In fact, the relative soccer talent deficit is so dire here that about a quarter of U.S. coach Jurgen Klinsmann’s roster is comprised of players who were born and grew up outside this country. I expect Ted Cruz to weigh in on this any day now on the Senate floor (though in seriousness those players were the product of at least one American parent — there isn’t any Andray Blatche situations).
It seems counter intuitive that a country that invests all the resources it does to develop soccer players from the youth levels through the national team hasn’t yet found its version of James. The sport’s participation rates have grown for the last 20 years and a healthy professional league has been formed, yet the U.S. lost to freaking Honduras and Costa Rica, which have a combined population equivalent to that of Pennsylvania, in the World Cup qualifying round.
So what is it then? I’ve heard excuses such as the excessive cost of training, which in turn excludes a large segment of athletes who can’t afford it.
But the truth is that many world-class soccer players hone and expand their skills the same way as those who play basketball — through pickup games in parks. You don’t need a rink or lots of equipment. Like basketball, if you have a ball and a goal, you can play soccer.

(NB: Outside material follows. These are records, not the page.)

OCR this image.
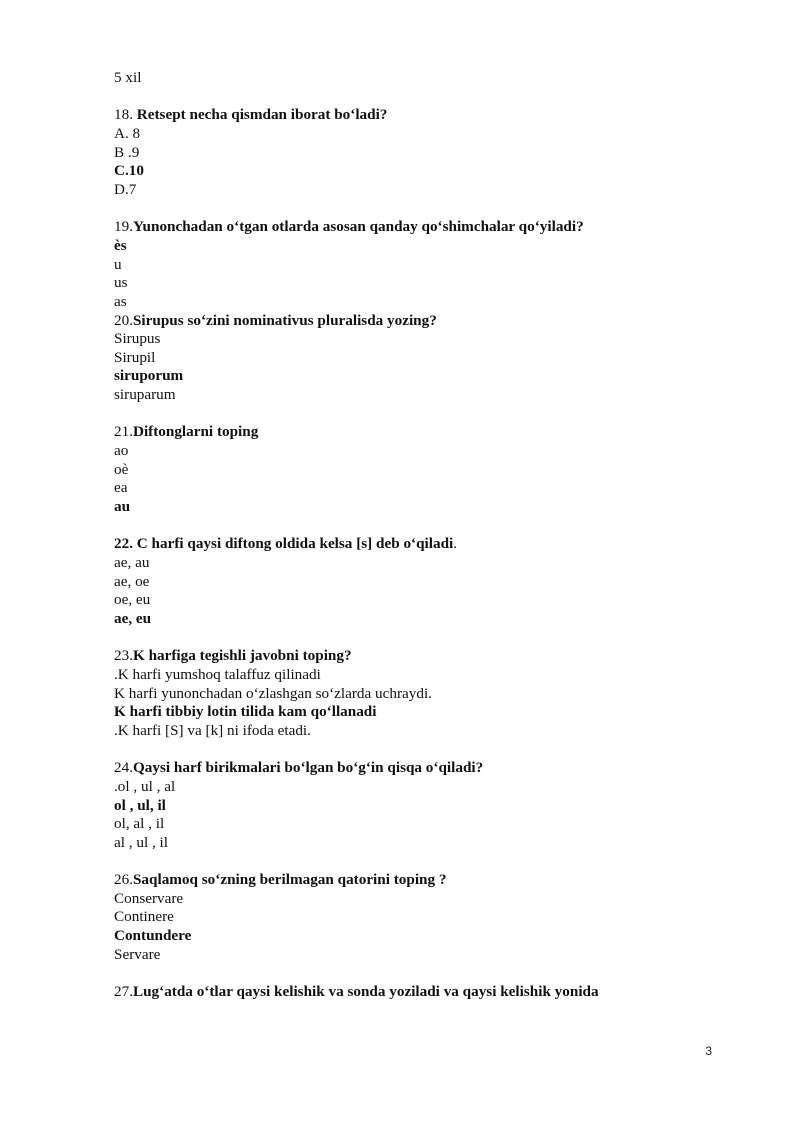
5 xil
18. Retsept necha qismdan iborat bo‘ladi?
A. 8
B .9
C.10
D.7
19.Yunonchadan o‘tgan otlarda asosan qanday qo‘shimchalar qo‘yiladi?
ès
u
us
as
20.Sirupus so‘zini nominativus pluralisda yozing?
Sirupus
Sirupil
siruporum
siruparum
21.Diftonglarni toping
ao
oè
ea
au
22. C harfi qaysi diftong oldida kelsa [s] deb o‘qiladi.
ae, au
ae, oe
oe, eu
ae, eu
23.K harfiga tegishli javobni toping?
.K harfi yumshoq talaffuz qilinadi
K harfi yunonchadan o‘zlashgan so‘zlarda uchraydi.
K harfi tibbiy lotin tilida kam qo‘llanadi
.K harfi [S] va [k] ni ifoda etadi.
24.Qaysi harf birikmalari bo‘lgan bo‘g‘in qisqa o‘qiladi?
.ol , ul , al
ol , ul, il
ol, al , il
al , ul , il
26.Saqlamoq so‘zning berilmagan qatorini toping ?
Conservare
Continere
Contundere
Servare
27.Lug‘atda o‘tlar qaysi kelishik va sonda yoziladi va qaysi kelishik yonida
3
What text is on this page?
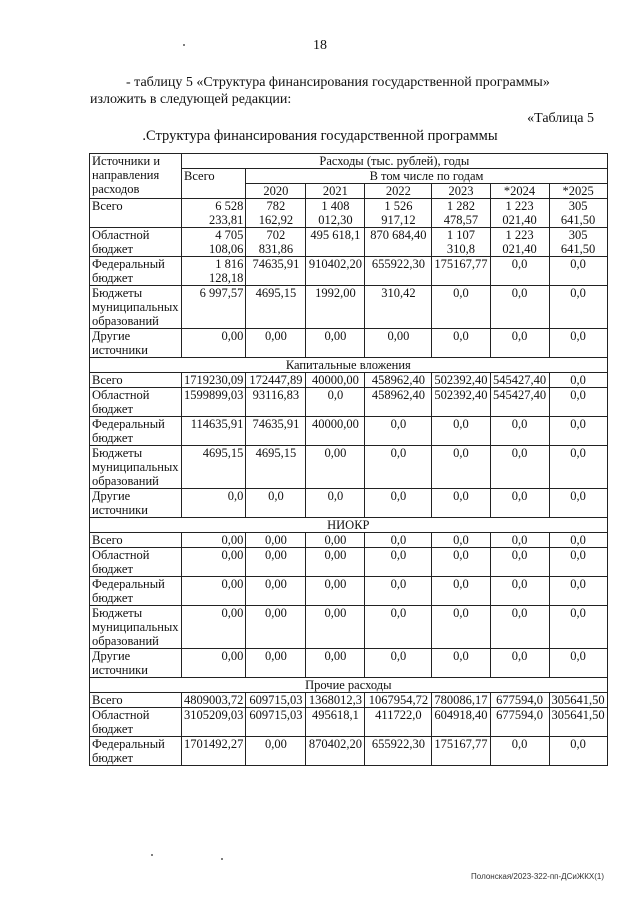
18
- таблицу 5 «Структура финансирования государственной программы»
изложить в следующей редакции:
«Таблица 5
.Структура финансирования государственной программы
Источники и направления расходов	Расходы (тыс. рублей), годы						
	Всего	В том числе по годам					
		2020	2021	2022	2023	*2024	*2025
Всего	6 528 233,81	782 162,92	1 408 012,30	1 526 917,12	1 282 478,57	1 223 021,40	305 641,50
Областной бюджет	4 705 108,06	702 831,86	495 618,1	870 684,40	1 107 310,8	1 223 021,40	305 641,50
Федеральный бюджет	1 816 128,18	74635,91	910402,20	655922,30	175167,77	0,0	0,0
Бюджеты муниципальных образований	6 997,57	4695,15	1992,00	310,42	0,0	0,0	0,0
Другие источники	0,00	0,00	0,00	0,00	0,0	0,0	0,0
Капитальные вложения							
Всего	1719230,09	172447,89	40000,00	458962,40	502392,40	545427,40	0,0
Областной бюджет	1599899,03	93116,83	0,0	458962,40	502392,40	545427,40	0,0
Федеральный бюджет	114635,91	74635,91	40000,00	0,0	0,0	0,0	0,0
Бюджеты муниципальных образований	4695,15	4695,15	0,00	0,0	0,0	0,0	0,0
Другие источники	0,0	0,0	0,0	0,0	0,0	0,0	0,0
НИОКР							
Всего	0,00	0,00	0,00	0,0	0,0	0,0	0,0
Областной бюджет	0,00	0,00	0,00	0,0	0,0	0,0	0,0
Федеральный бюджет	0,00	0,00	0,00	0,0	0,0	0,0	0,0
Бюджеты муниципальных образований	0,00	0,00	0,00	0,0	0,0	0,0	0,0
Другие источники	0,00	0,00	0,00	0,0	0,0	0,0	0,0
Прочие расходы							
Всего	4809003,72	609715,03	1368012,3	1067954,72	780086,17	677594,0	305641,50
Областной бюджет	3105209,03	609715,03	495618,1	411722,0	604918,40	677594,0	305641,50
Федеральный бюджет	1701492,27	0,00	870402,20	655922,30	175167,77	0,0	0,0
Полонская/2023-322-пп-ДСиЖКХ(1)
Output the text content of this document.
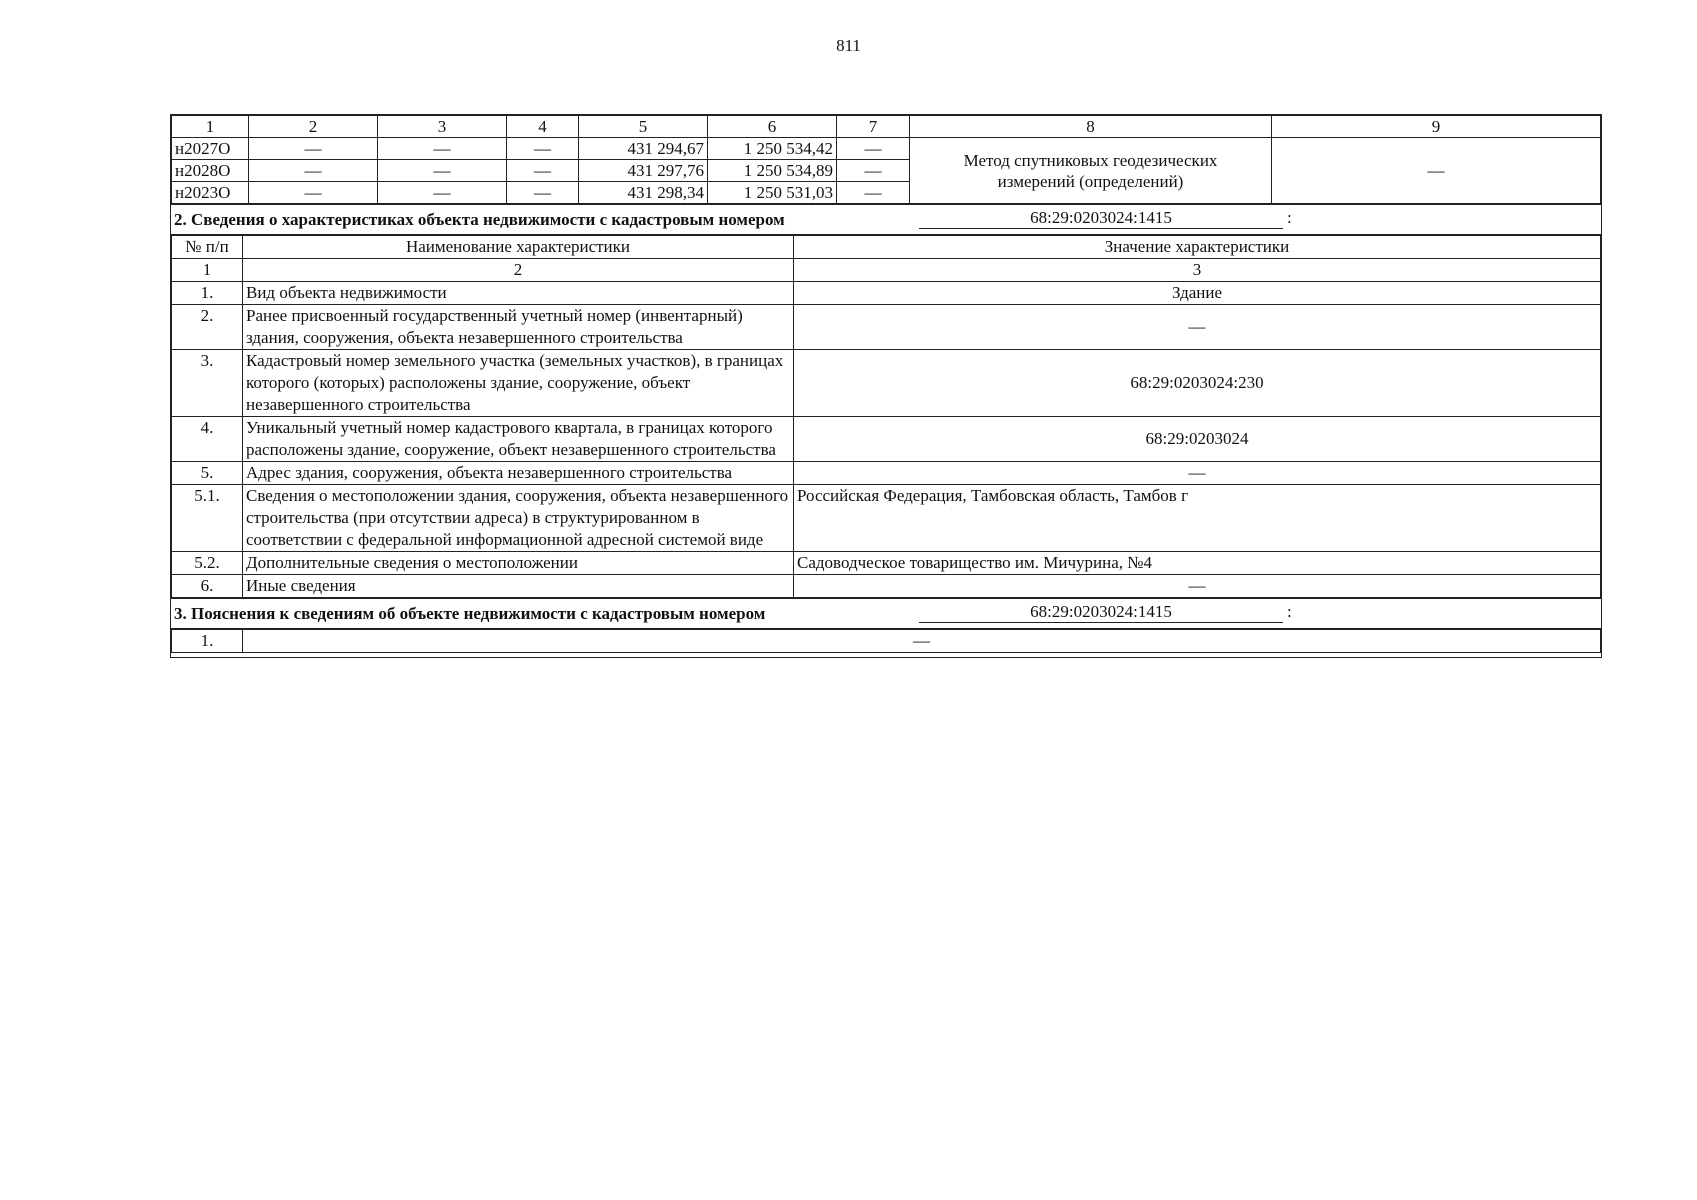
811
1	2	3	4	5	6	7	8	9
н2027О	—	—	—	431 294,67	1 250 534,42	—	Метод спутниковых геодезических измерений (определений)	—
н2028О	—	—	—	431 297,76	1 250 534,89	—		
н2023О	—	—	—	431 298,34	1 250 531,03	—		
2. Сведения о характеристиках объекта недвижимости с кадастровым номером	68:29:0203024:1415	:
№ п/п	Наименование характеристики	Значение характеристики
1	2	3
1.	Вид объекта недвижимости	Здание
2.	Ранее присвоенный государственный учетный номер (инвентарный) здания, сооружения, объекта незавершенного строительства	—
3.	Кадастровый номер земельного участка (земельных участков), в границах которого (которых) расположены здание, сооружение, объект незавершенного строительства	68:29:0203024:230
4.	Уникальный учетный номер кадастрового квартала, в границах которого расположены здание, сооружение, объект незавершенного строительства	68:29:0203024
5.	Адрес здания, сооружения, объекта незавершенного строительства	—
5.1.	Сведения о местоположении здания, сооружения, объекта незавершенного строительства (при отсутствии адреса) в структурированном в соответствии с федеральной информационной адресной системой виде	Российская Федерация, Тамбовская область, Тамбов г
5.2.	Дополнительные сведения о местоположении	Садоводческое товарищество им. Мичурина, №4
6.	Иные сведения	—
3. Пояснения к сведениям об объекте недвижимости с кадастровым номером	68:29:0203024:1415	:
1.	—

The soccer program in our suburban New Jersey town dwarfs every other youth sport, yet the kids are much more likely to congregate on the basketball courts (or, for that matter, the skate park) in our community park than on an open pitch to play soccer.
No, what’s holding us back is the realities of American television.
There’s a lot of bad TV programming out there, but watching soccer can be painful. It’s not just the lack of scoring (even the highest-caliber teams in the World Cup have combined for an average of about 2.3 goals per game in each of the last two tournaments), it’s the dearth of scoring chances.
What should we expect when the most common attack is four guys trying to infiltrate an array of eight packed tightly in the penalty area? It’s as if every team is coached by John Tortorella.
I mean, why should I get excited about watching Spain — the defending champions — play keep-away for 90 minutes?
Unfortunately, that’s the way the game is played and there’s nothing this country can — or should — do about it.
But it’s also why more American kids dream of being like Mike (Jordan) than Landon (Donovan — who didn’t survive Klinsmann’s final cut for this Cup despite his status as the best American player ever).
They can relate to the success of watching an athlete score a basket or touchdown. That gives them the impetus to go out and imitate those moves.
They rarely get that chance when soccer is on. With Donovan now a memory, the current goal-scoring leader for active U.S National Team players is Clint Dempsey — with 37 in 105 appearances. At that proportional pace, he’ll be good for one goal in this Group stage.
Sure, I’m hoping Dempsey and the rest of the gang pull off a few upsets and advance to the Round of 16. I’ll probably even watch when the U.S. plays. Intermittently, of course, as there’s only so much inactivity I can take on my screen before I start to feel woozy.